Sunday, March 10, 2019

If I could meet one living person...

If I could meet one living person, I'd choose Cullen Murphy.  Who he?  He's an essayist who writes for Vanity Fair and used to edit The Atlantic, but what particularly interests me is that he's an authority on old comic strips.  His father, John Cullen Murphy, was a comic strip artist who drew Big Ben Bolt, about a white boxing champion, back when the idea wasn't laughable.  Later he took over Prince Valiant from Hal Foster and drew it for a good thirty years, with Cullen doing the writing.

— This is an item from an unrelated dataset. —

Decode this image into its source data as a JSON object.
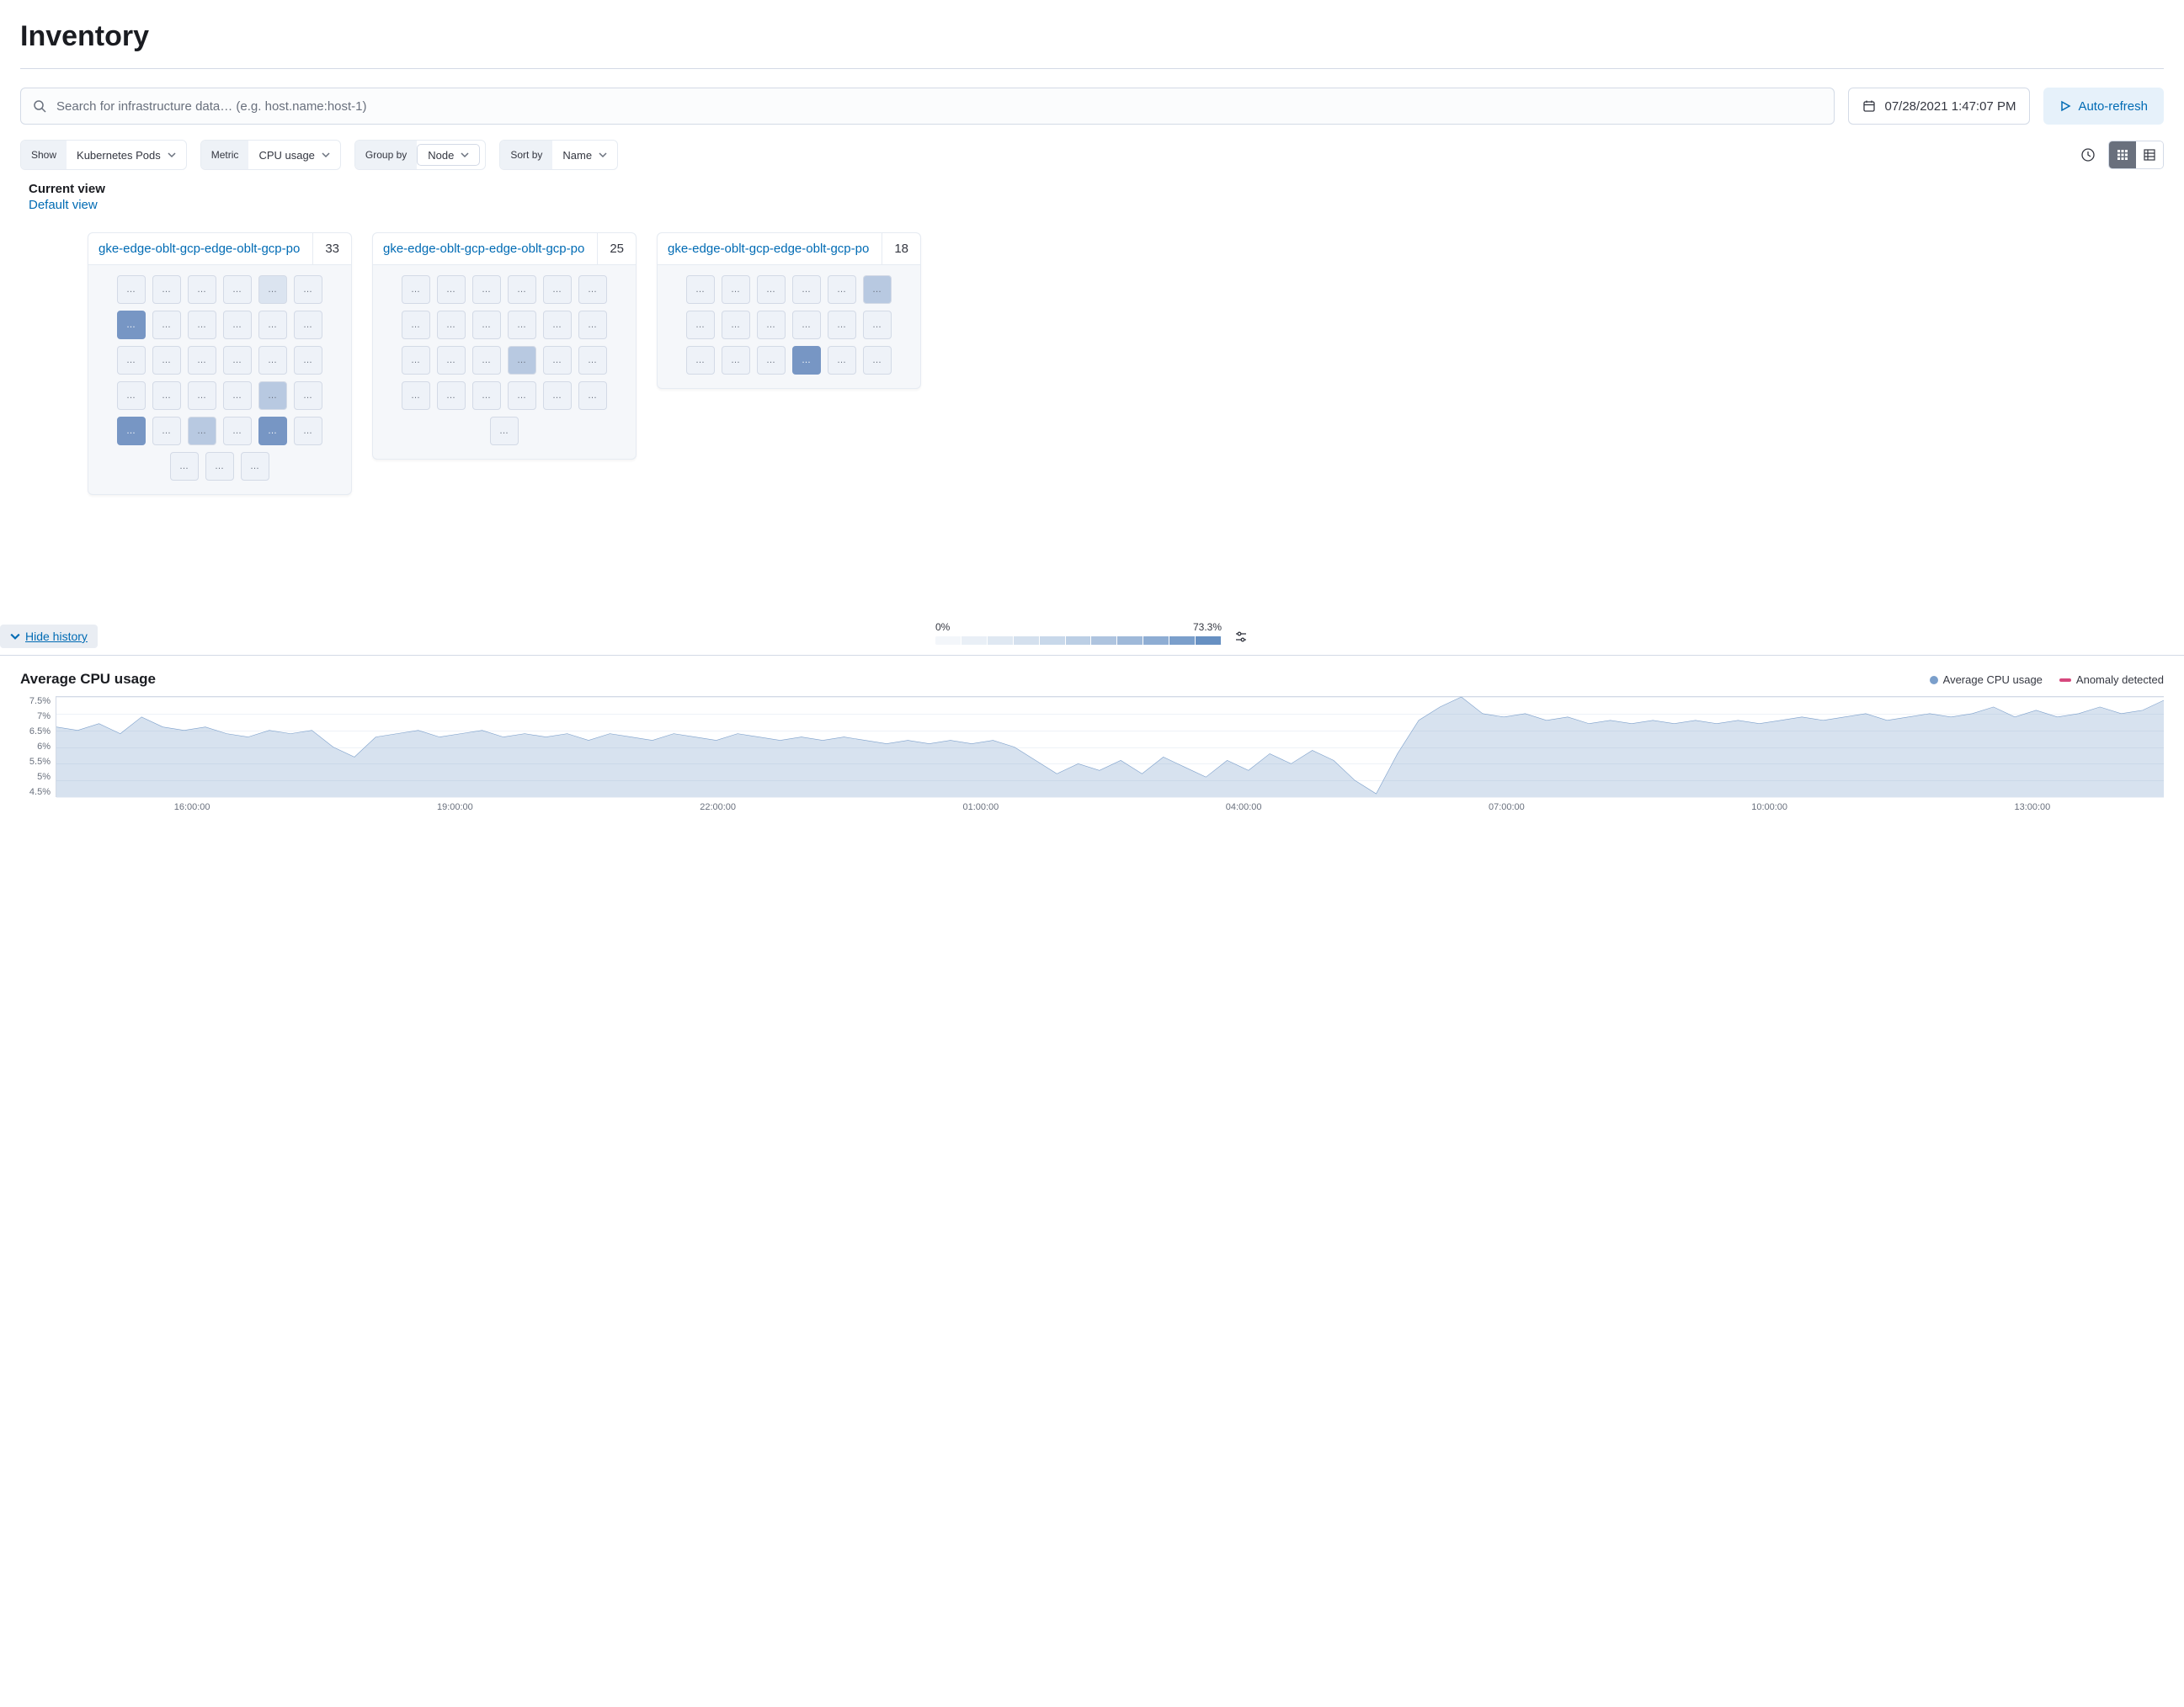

Cullen recently published Cartoon County, a biography of his father which talked a lot about his and others' cartoon work. (A whole lot of comic-strip artists lived in the same county in Connecticut!) I read it recently and greatly enjoyed it.  You could say that his family reversed the cliche--it's supposed to be the father who's the highbrow magazine editor and the son who becomes a popular cartoonist!

If I met Cullen Murphy, we could certainly talk a lot about comic strips. (When I was eleven or twelve, comic-strip detective Rip Kirby seemed the coolest guy in the world to me!) But I'd also mention the sketches and letters his father sent home while serving in the Pacific in World War II, a few of which were reproduced in Cartoon County.  I'd encourage him to turn them into a whole book in themselves!

There's an episode of Prince Valiant where Val was making a rocking horse for his son Galan, but being a busy knight he never got around to finishing it, and now Galan's old enough for a real horse! (Did something like this actually happen in his family? Knowing how time-consuming drawing a comic strip is, I could believe it.)

And I'd also mention a dream of mine:  that the three American daily newspapers distributed nationwide--The New York Times, The Wall Street Journal and USA Today--will someday start carrying comic strips!  Not the regular syndicated ones but original strips of their own.  I can dream, can't I?